Because there is a chance that some events might be duplicated during a recovery from failure, consumers should always anticipate some duplicate events. {prodname} changes are idempotent, so a sequence of events always results in the same state.
In each change event record, {prodname} connectors insert source-specific information about the origin of the event, including the Vitess server's time of the event, the position in the binlog where the transaction changes were written. Consumers can keep track of this information, especially the VGTID, to determine whether an event is a duplicate.
[id="vitess-kafka-becomes-unavailable"]
=== Kafka becomes unavailable
As the connector generates change events, the Kafka Connect framework records those events in Kafka by using the Kafka producer API. Periodically, at a frequency that you specify in the Kafka Connect configuration, Kafka Connect records the latest offset that appears in those change events. If the Kafka brokers become unavailable, the Kafka Connect process that is running the connectors repeatedly tries to reconnect to the Kafka brokers. In other words, the connector tasks pause until a connection can be re-established, at which point the connectors resume exactly where they left off.
[id="vitess-connector-is-stopped-for-a-duration"]
=== Connector is stopped for a duration
If the connector is gracefully stopped, the database can continue to be used.

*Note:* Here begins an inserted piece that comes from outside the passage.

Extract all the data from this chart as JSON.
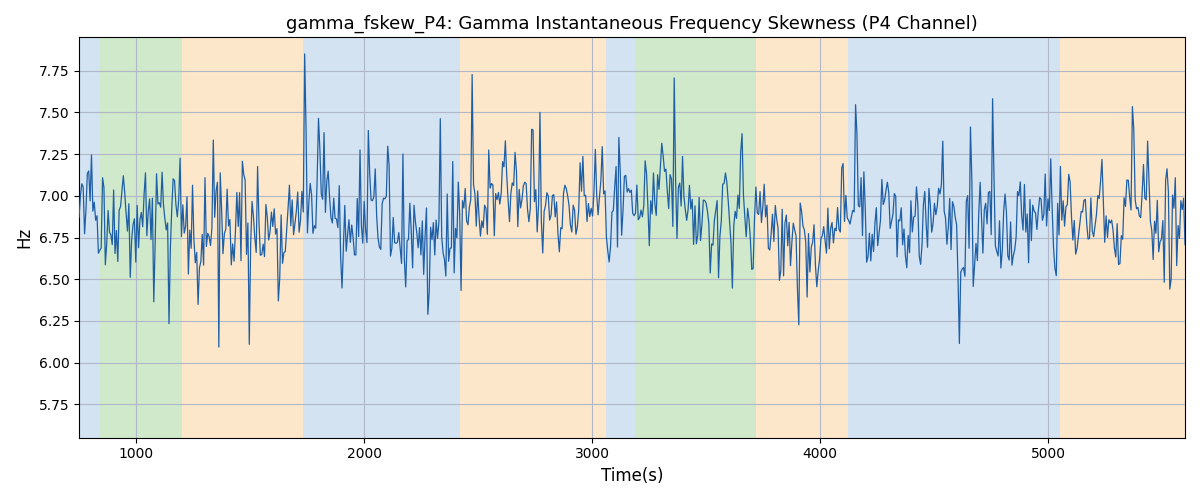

Any changes are recorded in the Vitess binlog. When the connector restarts, it resumes streaming changes where it left off. That is, it generates change event records for all database changes that were made while the connector was stopped.

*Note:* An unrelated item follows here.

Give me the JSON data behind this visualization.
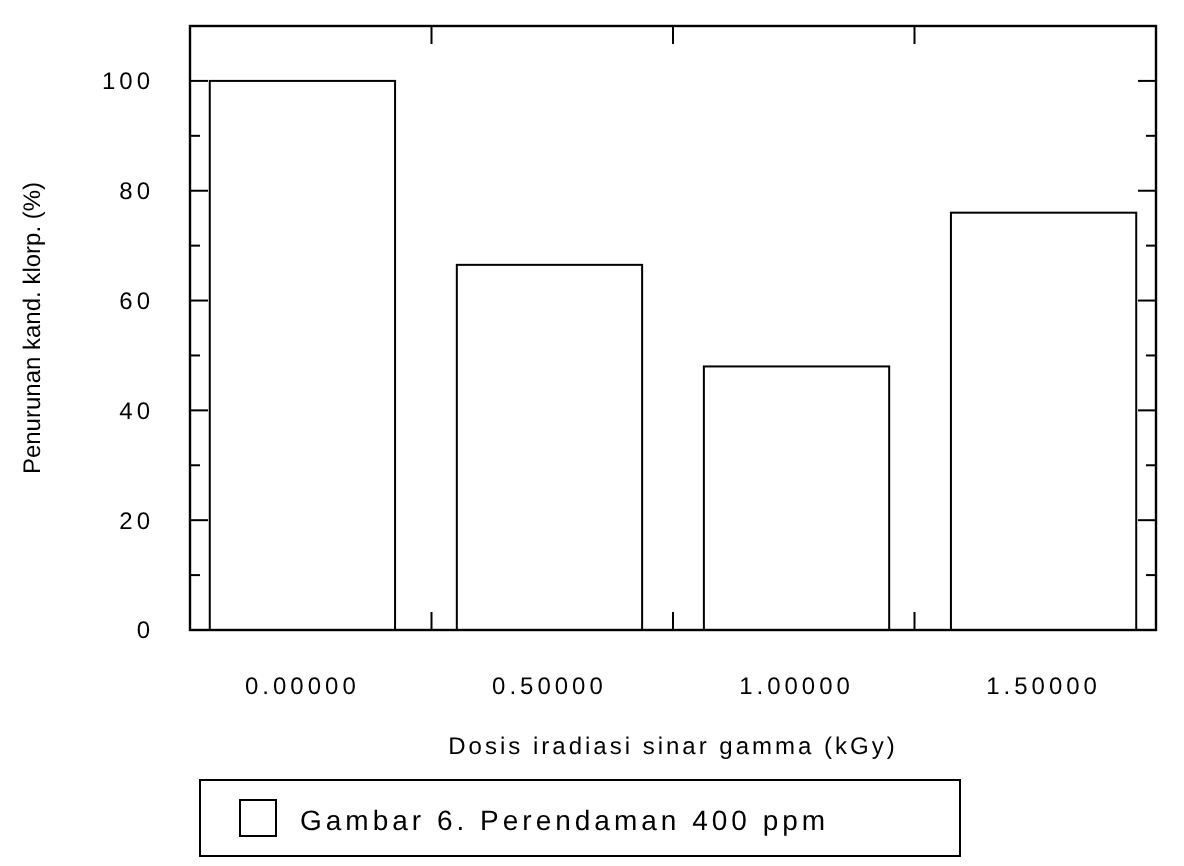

A properly configured Kafka cluster is able to handle massive throughput. Kafka Connect is written according to Kafka best practices, and given enough resources a Kafka Connect connector can also handle very large numbers of database change events. Because of this, after being stopped for a while, when a {prodname} connector restarts, it is very likely to catch up with the database changes that were made while it was stopped. How quickly this happens depends on the capabilities and performance of Kafka and the volume of changes being made to the data in Vitess.
[id="vitess-connector-failed-before-finishing-the-snapshot"]
=== Connector fails before finishing the snapshot
If a snapshot fails to complete, the connector does not automatically reattempt the snapshot.
If the connector is restarted with the previous offset, the connector skips the snapshot process and immediately begins to stream change events.
Consequently, to recover from the failure, link:https://debezium.io/documentation/faq/#how_to_remove_committed_offsets_for_a_connector/[remove the connector offsets manually] and start the connector.
[id="limitations-with-earlier-vitess-versions"]
=== Limitations with earlier Vitess versions
.Vitess 8.0.0
* Due to a minor Vitess padding issue (which is fixed in Vitess 9.0.0), decimal values with a precision that is greater than or equal to 13 will cause extra whitespaces in front of the number. E.g. if the column type is `decimal(13,4)` in the table definition, the value `-1.2300` becomes `"- 1.2300"`, and the value `1.2300` becomes `" 1.2300"`.
* Does not support the `JSON` column type.
* VStream 8.0.0 doesn't provide additional metadata of permitted values for `ENUM` columns.
Therefore, the Connector does not support the `ENUM` column type.
The index number (1-based) will be emitted instead of the enumeration value.
E.g. `"3"` will be emitted as the value instead of `"L"` if the `ENUM` definition is `enum('S','M','L')`.